Premièrement, comme l'a dit le savant britannique, Fred Hoyle, bien avant que les voyages spatiaux ne soient une réalité, "Une fois que nous aurons une photo de la Terre prise de l'extérieur… une nouvelle idée plus puissante qu'aucune autre dans l'histoire sera lancée." Cette idée si puissante est la reconnaissance de notre héritage commun sur cette planète. Nous savons maintenant plus que jamais auparavant que nous portons des fardeaux communs, que nous avons des problèmes communs et que nous devons y faire face par une action commune.

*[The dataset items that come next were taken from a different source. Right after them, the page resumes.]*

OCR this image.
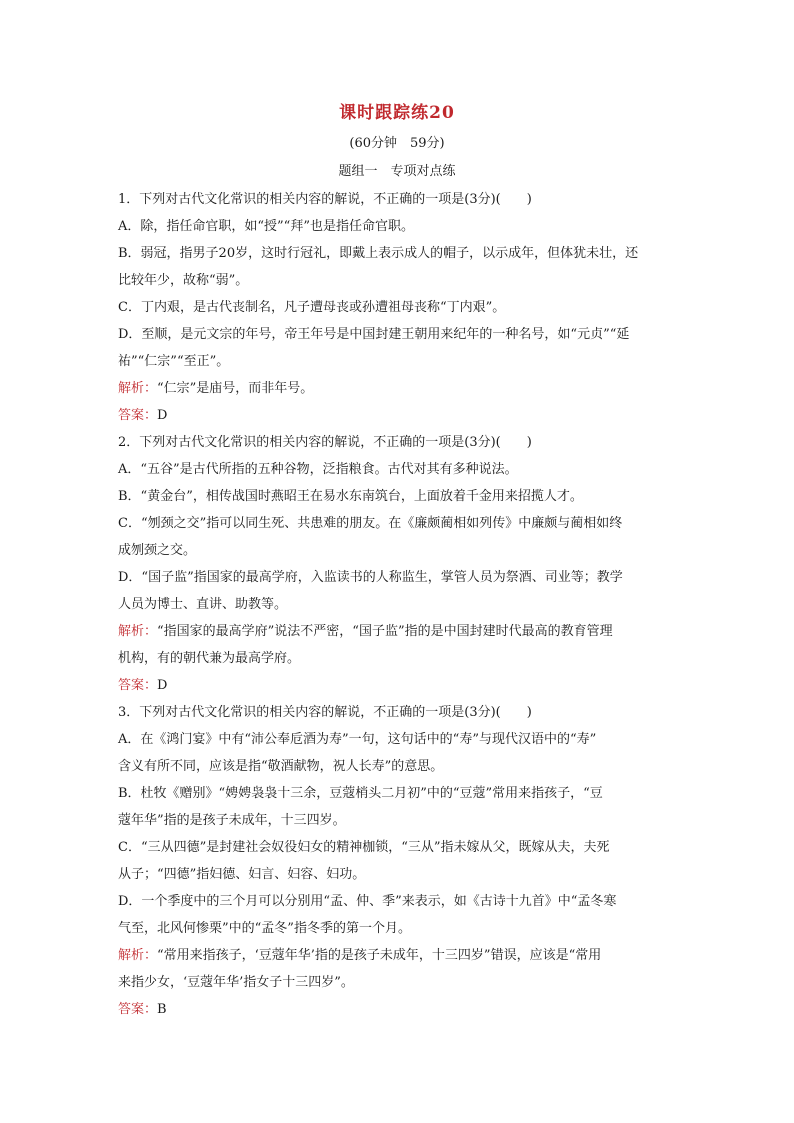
课时跟踪练20
(60分钟　59分)
题组一　专项对点练

1．下列对古代文化常识的相关内容的解说，不正确的一项是(3分)(　　)

A．除，指任命官职，如“授”“拜”也是指任命官职。

B．弱冠，指男子20岁，这时行冠礼，即戴上表示成人的帽子，以示成年，但体犹未壮，还

比较年少，故称“弱”。

C．丁内艰，是古代丧制名，凡子遭母丧或孙遭祖母丧称“丁内艰”。

D．至顺，是元文宗的年号，帝王年号是中国封建王朝用来纪年的一种名号，如“元贞”“延

祐”“仁宗”“至正”。

解析：“仁宗”是庙号，而非年号。

答案：D

2．下列对古代文化常识的相关内容的解说，不正确的一项是(3分)(　　)

A．“五谷”是古代所指的五种谷物，泛指粮食。古代对其有多种说法。

B．“黄金台”，相传战国时燕昭王在易水东南筑台，上面放着千金用来招揽人才。

C．“刎颈之交”指可以同生死、共患难的朋友。在《廉颇蔺相如列传》中廉颇与蔺相如终

成刎颈之交。

D．“国子监”指国家的最高学府，入监读书的人称监生，掌管人员为祭酒、司业等；教学

人员为博士、直讲、助教等。

解析：“指国家的最高学府”说法不严密，“国子监”指的是中国封建时代最高的教育管理

机构，有的朝代兼为最高学府。

答案：D

3．下列对古代文化常识的相关内容的解说，不正确的一项是(3分)(　　)

A．在《鸿门宴》中有“沛公奉卮酒为寿”一句，这句话中的“寿”与现代汉语中的“寿”

含义有所不同，应该是指“敬酒献物，祝人长寿”的意思。

B．杜牧《赠别》“娉娉袅袅十三余，豆蔻梢头二月初”中的“豆蔻”常用来指孩子，“豆

蔻年华”指的是孩子未成年，十三四岁。

C．“三从四德”是封建社会奴役妇女的精神枷锁，“三从”指未嫁从父，既嫁从夫，夫死

从子；“四德”指妇德、妇言、妇容、妇功。

D．一个季度中的三个月可以分别用“孟、仲、季”来表示，如《古诗十九首》中“孟冬寒

气至，北风何惨栗”中的“孟冬”指冬季的第一个月。

解析：“常用来指孩子，‘豆蔻年华’指的是孩子未成年，十三四岁”错误，应该是“常用

来指少女，‘豆蔻年华’指女子十三四岁”。

答案：B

Deuxièmement, tandis que nous voyageons à travers l'espace, que nous frôlons une planète morte après l'autre, nous nous retournons vers notre terre et y voyons une infime tache de vie dans un vide infini. C'est la vie même, incomparablement précieuse, qui nous distingue des autres planètes. C'est la vie elle-même - la vie humaine, les innombrables espèces de notre planète - que nous détruisons gratuitement. C'est pour la sauvegarde de la vie elle-même que nous devons maintenant lutter.

Depuis 40 ans, la tâche principale des Nations Unies a été de ramener la paix là où il y avait la guerre, le réconfort là où était la détresse, la vie là où était la mort. La lutte n'a pas toujours été couronnée de succès. Il y a eu des années d'échec. Mais les récents événements ont apporté la promesse d'une aube nouvelle, un nouvel espoir. Les relations entre les nations occidentales et l'Union soviétique et ses alliés, longtemps gelées par la méfiance et l'hostilité, ont commencé à se détendre.

En Europe, cette année, la liberté s'est mise en marche.

En Afrique australe - en Namibie et en Angola -, les Nations Unies ont réussi à faire entrevoir de meilleures perspectives de mettre fin à la guerre et un début de prospérité.

En Asie du Sud-Est, également, nous osons espérer que la paix sera restaurée après des décennies de combats.Tandis que les dangers politiques classiques - la menace de l'anéantissement mondial, les guerres régionales - semblent diminuer, nous avons tous récemment pris conscience d'un autre danger insidieux qui est, à sa façon, tout aussi menaçant que les périls plus familiers dont la diplomatie internationale s'occupe depuis des siècles. C'est la perspective d'endommager de façon irréversible l'atmosphère, les océans, la Terre elle-même.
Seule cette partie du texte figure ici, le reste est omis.